News & Events
Humanities Professors to Recreate Final Lincoln-Douglas Debate on February 18
As part of New York City College of Technology’s celebration of Black History Month, Humanities Professors Robert Geary (Lincoln) and Frank Dezego (Douglas) will recreate parts of the final of the seven Lincoln-Douglas Debates of 1858 on Wednesday, February 18, 2009, from 6 to 7:30 p.m., in the College’s Atrium Amphitheater. The event is free and open to the College community and the public.
The performance, produced and directed by Geary, will also include a dramatization by City Tech students Yesenia Ward and Terel Watson depicting the morning-after reactions of two New York City residents reading from the Daily News portions of President Barack Obama’s January 20, 2009, inaugural address. Obama, who served as Illinois’ junior U.S. Senator until his election as president, announced his candidacy for the nation’s highest office in February 2007 in Springfield, IL, long home to lawyer-politician Lincoln and Illinois’ capital since it became a state in 1818.
The Lincoln-Douglas Debates were a series of seven encounters between Lincoln, a Republican and former four-term member of the Illinois Legislature and one-term member of the U.S. House of Representatives, and Stephen A. Douglas, a Democrat and the incumbent Senator, for an Illinois seat in the U.S. Senate. At the time, U.S. Senators were elected by state legislatures; thus Lincoln and Douglas were campaigning for their respective parties to win control of the Illinois Legislature. While a majority of the state’s voters voted Republican, the Democrats took
the majority of legislative seats and Douglas returned
to the U.S. Senate.
The Lincoln-Douglas Debates, held in the Illinois towns of Ottawa, Freeport, Jonesboro, Charleston, Galesburg, Quincy and Alton between August 21 and October 15, 1858, drew sizable audiences of up to 10,000 each, including people from neighboring states. The seven joint appearances attracted intense newspaper coverage, and papers in Chicago sent stenographers to record every word of each debate. The accounts were published in papers throughout the country, with some craftily edited to reflect a given paper’s political bias.
Following his defeat for the U.S. Senate seat, Lincoln edited the texts of all seven debates and had them published in a book that quickly achieved national popularity. The main topic discussed in the seven debates was slavery, and the encounters previewed the issues that Lincoln would face in the presidential election two years later.
Competing against Democratic presidential nominee Douglas and other minor candidates, Lincoln went on to win the election by a comfortable margin and without much in the way of actively campaigning. The widespread media coverage of the 1858 debates had raised Lincoln’s national stature enormously and his positions on slavery and other issues carried him to victory. The issue of slavery and a Civil War would dominate the political landscape over the course of Lincoln’s presidency until his assassination in 1865.

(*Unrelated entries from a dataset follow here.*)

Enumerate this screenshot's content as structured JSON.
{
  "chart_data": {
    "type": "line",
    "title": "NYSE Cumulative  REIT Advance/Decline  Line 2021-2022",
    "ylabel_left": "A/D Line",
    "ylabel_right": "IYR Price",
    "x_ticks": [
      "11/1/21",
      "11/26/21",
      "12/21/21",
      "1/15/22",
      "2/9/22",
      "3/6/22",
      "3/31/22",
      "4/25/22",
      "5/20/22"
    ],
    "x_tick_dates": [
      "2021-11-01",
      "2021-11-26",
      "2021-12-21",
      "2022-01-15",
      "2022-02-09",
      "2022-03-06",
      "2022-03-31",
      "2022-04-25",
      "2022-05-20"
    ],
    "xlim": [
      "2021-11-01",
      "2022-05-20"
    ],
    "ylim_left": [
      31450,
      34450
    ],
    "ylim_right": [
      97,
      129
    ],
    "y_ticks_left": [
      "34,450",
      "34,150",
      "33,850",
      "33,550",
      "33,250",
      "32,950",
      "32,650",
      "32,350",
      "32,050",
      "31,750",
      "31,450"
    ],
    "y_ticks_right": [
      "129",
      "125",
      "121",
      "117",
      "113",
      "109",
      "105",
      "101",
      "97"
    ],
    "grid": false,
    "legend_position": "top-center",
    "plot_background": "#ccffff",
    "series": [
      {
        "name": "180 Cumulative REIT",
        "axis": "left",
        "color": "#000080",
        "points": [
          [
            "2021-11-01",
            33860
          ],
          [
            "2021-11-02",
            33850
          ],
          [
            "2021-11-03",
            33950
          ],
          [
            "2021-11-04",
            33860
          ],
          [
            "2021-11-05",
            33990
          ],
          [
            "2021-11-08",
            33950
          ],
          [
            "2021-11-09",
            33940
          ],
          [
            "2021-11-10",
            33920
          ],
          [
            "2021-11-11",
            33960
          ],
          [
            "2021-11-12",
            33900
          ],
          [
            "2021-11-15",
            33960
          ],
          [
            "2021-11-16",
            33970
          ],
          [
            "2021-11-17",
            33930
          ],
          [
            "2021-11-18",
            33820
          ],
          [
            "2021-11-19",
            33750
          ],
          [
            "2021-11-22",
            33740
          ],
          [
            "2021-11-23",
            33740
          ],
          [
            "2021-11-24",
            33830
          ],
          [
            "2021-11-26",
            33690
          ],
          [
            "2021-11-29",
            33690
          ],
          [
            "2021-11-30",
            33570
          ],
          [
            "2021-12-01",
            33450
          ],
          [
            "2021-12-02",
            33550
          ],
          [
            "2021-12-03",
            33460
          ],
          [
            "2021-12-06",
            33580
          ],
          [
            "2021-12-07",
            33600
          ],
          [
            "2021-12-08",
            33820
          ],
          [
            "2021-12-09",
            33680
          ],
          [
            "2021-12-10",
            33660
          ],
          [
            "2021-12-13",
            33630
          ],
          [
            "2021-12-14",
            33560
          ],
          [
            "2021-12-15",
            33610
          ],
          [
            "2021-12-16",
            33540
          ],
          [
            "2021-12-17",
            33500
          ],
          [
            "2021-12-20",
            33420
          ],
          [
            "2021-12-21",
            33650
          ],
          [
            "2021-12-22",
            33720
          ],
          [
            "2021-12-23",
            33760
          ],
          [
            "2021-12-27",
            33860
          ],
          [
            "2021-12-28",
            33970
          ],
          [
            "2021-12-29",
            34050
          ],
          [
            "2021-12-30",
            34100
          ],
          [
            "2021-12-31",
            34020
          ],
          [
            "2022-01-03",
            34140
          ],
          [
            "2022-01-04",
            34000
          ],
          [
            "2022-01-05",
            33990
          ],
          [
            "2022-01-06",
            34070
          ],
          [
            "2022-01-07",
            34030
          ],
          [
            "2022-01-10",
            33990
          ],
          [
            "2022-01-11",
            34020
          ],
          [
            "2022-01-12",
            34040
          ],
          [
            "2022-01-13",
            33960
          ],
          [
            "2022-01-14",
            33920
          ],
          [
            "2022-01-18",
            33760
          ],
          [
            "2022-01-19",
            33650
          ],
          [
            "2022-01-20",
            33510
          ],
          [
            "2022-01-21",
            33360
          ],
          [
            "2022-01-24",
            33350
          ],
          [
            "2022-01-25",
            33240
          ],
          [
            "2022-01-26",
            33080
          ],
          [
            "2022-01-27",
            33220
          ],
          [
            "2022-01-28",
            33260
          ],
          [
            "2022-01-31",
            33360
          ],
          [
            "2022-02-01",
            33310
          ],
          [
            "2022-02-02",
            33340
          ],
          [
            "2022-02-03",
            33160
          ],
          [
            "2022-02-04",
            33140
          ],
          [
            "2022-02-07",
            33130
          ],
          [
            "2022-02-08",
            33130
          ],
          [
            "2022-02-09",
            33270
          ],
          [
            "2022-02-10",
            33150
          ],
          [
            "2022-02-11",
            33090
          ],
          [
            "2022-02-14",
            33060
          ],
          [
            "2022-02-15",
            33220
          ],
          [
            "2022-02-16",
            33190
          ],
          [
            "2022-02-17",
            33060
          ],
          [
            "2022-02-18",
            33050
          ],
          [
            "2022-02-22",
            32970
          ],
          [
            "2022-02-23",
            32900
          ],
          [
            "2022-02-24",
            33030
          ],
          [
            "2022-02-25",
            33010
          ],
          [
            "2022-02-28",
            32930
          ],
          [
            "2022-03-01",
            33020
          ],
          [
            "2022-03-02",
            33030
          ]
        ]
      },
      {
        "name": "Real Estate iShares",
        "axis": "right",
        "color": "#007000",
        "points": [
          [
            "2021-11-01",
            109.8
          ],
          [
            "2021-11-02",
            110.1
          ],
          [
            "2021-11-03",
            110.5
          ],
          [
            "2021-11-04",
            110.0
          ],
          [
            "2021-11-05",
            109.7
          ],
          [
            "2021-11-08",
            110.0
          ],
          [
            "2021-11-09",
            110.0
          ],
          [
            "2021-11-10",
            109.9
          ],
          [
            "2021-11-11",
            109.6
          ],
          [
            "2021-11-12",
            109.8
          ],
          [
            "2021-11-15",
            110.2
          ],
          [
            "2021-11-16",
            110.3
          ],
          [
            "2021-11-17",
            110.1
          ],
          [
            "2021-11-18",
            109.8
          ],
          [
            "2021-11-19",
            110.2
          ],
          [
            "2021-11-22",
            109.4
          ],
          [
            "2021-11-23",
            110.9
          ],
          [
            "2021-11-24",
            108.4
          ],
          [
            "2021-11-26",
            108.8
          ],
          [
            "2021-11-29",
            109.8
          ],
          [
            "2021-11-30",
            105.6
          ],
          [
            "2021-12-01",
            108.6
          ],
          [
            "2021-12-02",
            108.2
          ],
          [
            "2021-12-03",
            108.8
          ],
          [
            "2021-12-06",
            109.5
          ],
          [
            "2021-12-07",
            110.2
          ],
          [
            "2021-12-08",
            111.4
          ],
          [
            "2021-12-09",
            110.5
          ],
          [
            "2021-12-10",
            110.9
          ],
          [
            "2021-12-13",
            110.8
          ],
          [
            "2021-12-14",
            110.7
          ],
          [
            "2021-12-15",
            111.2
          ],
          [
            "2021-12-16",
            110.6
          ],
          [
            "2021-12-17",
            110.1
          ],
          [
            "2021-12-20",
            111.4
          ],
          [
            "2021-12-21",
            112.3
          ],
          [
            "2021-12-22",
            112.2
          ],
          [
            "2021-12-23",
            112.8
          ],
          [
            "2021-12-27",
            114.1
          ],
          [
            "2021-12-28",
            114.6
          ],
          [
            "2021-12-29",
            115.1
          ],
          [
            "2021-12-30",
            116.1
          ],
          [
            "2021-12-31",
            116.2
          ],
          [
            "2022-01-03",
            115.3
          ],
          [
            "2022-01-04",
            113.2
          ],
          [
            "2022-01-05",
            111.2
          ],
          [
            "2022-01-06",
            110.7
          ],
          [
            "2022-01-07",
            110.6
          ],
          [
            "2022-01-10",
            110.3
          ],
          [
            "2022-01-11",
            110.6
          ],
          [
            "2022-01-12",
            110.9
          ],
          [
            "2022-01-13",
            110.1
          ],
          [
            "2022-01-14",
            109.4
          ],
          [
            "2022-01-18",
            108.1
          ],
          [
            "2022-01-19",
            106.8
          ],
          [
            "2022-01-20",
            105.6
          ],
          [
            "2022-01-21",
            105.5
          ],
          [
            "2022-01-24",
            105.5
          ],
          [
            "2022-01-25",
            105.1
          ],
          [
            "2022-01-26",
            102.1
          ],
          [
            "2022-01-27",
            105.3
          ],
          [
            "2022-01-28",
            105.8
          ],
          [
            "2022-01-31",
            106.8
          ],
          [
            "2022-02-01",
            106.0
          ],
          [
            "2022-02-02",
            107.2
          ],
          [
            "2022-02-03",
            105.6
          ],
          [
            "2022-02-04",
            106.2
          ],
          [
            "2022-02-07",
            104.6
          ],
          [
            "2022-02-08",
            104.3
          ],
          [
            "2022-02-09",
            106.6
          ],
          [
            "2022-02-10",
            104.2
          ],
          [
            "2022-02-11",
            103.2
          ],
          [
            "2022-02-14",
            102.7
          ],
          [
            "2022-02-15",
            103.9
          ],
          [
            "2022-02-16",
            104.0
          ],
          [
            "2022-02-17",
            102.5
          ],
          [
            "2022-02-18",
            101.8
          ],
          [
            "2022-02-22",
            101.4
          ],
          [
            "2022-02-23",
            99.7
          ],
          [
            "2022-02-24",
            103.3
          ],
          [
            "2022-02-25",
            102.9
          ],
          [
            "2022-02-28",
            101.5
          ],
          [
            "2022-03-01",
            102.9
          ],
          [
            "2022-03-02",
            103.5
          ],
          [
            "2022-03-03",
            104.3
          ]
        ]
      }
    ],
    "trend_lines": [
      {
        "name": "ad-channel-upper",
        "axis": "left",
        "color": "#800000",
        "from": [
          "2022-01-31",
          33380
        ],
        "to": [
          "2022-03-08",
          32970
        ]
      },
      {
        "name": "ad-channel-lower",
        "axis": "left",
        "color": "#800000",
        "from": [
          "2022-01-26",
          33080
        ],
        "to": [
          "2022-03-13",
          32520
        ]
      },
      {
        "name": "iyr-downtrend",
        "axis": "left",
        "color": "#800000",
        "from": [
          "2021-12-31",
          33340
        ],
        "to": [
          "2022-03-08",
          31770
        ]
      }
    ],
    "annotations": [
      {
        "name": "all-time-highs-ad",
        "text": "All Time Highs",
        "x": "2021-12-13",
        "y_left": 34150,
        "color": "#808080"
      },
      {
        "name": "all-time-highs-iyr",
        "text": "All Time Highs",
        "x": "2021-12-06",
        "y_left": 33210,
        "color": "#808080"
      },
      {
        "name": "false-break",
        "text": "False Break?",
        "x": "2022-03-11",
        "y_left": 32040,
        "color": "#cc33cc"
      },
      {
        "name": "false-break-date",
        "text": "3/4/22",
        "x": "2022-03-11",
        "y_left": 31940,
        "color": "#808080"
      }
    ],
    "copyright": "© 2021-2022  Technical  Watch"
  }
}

The Lincoln-Douglas debate format that currently is used in high school and college competitions is named after this series of debates. And while contemporary presidential debates trace their roots to the Lincoln-Douglas Debates, the format used today is very different from that followed by Lincoln and Douglas. In 1858, one candidate spoke for 60 minutes and the second for 90 minutes. The first speaker was then given an additional 30 minutes to respond. As the incumbent senator, Douglas spoke first in four of the seven debates.
“The issue of slavery was a highly volatile one when Lincoln and Douglas debated,” says Professor Geary, “and their audiences were passionately partisan one way or the other. It was, of course, a very different time and different social environment, and historians tell us that many people in each audience were armed.

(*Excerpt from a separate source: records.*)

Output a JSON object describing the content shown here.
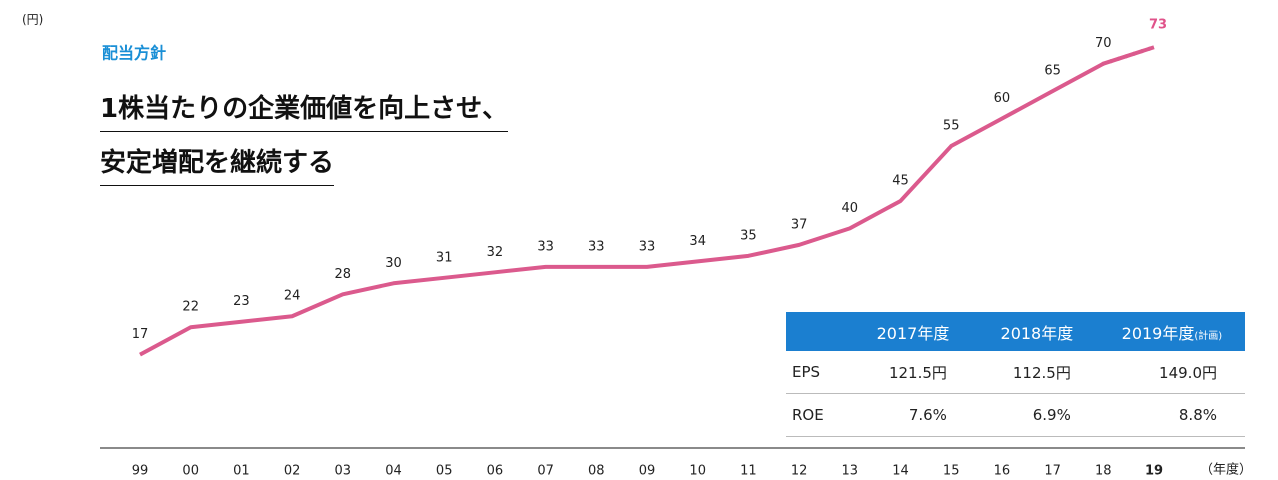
{
  "chart_data": {
    "type": "line",
    "y_unit": "(円)",
    "x_unit": "（年度）",
    "kicker": "配当方針",
    "headline": [
      "1株当たりの企業価値を向上させ、",
      "安定増配を継続する"
    ],
    "categories": [
      "99",
      "00",
      "01",
      "02",
      "03",
      "04",
      "05",
      "06",
      "07",
      "08",
      "09",
      "10",
      "11",
      "12",
      "13",
      "14",
      "15",
      "16",
      "17",
      "18",
      "19"
    ],
    "values": [
      17,
      22,
      23,
      24,
      28,
      30,
      31,
      32,
      33,
      33,
      33,
      34,
      35,
      37,
      40,
      45,
      55,
      60,
      65,
      70,
      73
    ],
    "color": "#db5a8d",
    "highlight_color": "#e0528a",
    "dashed_last_segment": true,
    "ylim": [
      0,
      80
    ],
    "table": {
      "header": [
        "",
        {
          "text": "2019年度",
          "note": "(計画)"
        }
      ],
      "columns": [
        "2017年度",
        "2018年度"
      ],
      "rows": [
        [
          "EPS",
          "121.5円",
          "112.5円",
          "149.0円"
        ],
        [
          "ROE",
          "7.6%",
          "6.9%",
          "8.8%"
        ]
      ]
    }
  }
}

“The verbal reactions to what was being said by each speaker on the part of those attending the debates,” Geary goes on to say, “were often anything but polite. Lincoln and Douglas were careful not to seem to directly attack members of their audiences for the positions they held. Rather, each man focused on his opponent’s immediate arguments as well as on arguments from earlier speeches and debates.”
Citing David Zarefsky’s book The Complete Lincoln-Douglas Debates of 1858, Professor Dezego says that the debates “’illustrate the masterful use of argument strategies and tactics in the public forum. Both candidates were masters at selecting effective arguments from the arsenal of possibilities. Both made the most of the arguments they picked, minimized their own burdens of proof while adding to those of the opponent, employed humor and ridicule gracefully, and posed questions that went to the heart of the matter and put the opponent on the spot.
“Since most students and others are largely unaware of the significance and importance of these debates,” Dezego adds, “we believe that the February 18 presentation at City Tech will greatly enlighten them. The past influences the present, and a familiarity with public discourse, such as the Lincoln-Douglas Debates, can enable us to more fully understand how we have arrived at our current freedoms.”
“In his inaugural remarks, Barack Obama told us that ‘We the People have remained faithful to the ideals of our forebears and true to our founding documents,’” says Geary. “Lincoln fought to make those ideals a reality and President Obama represents the embodiment of them. Lincoln can rest easy.”
City Tech’s Atrium Amphitheater is located at 300 Jay Street (at Tillary) in Downtown Brooklyn. Doors open at 5:45 p.m. and seating is limited.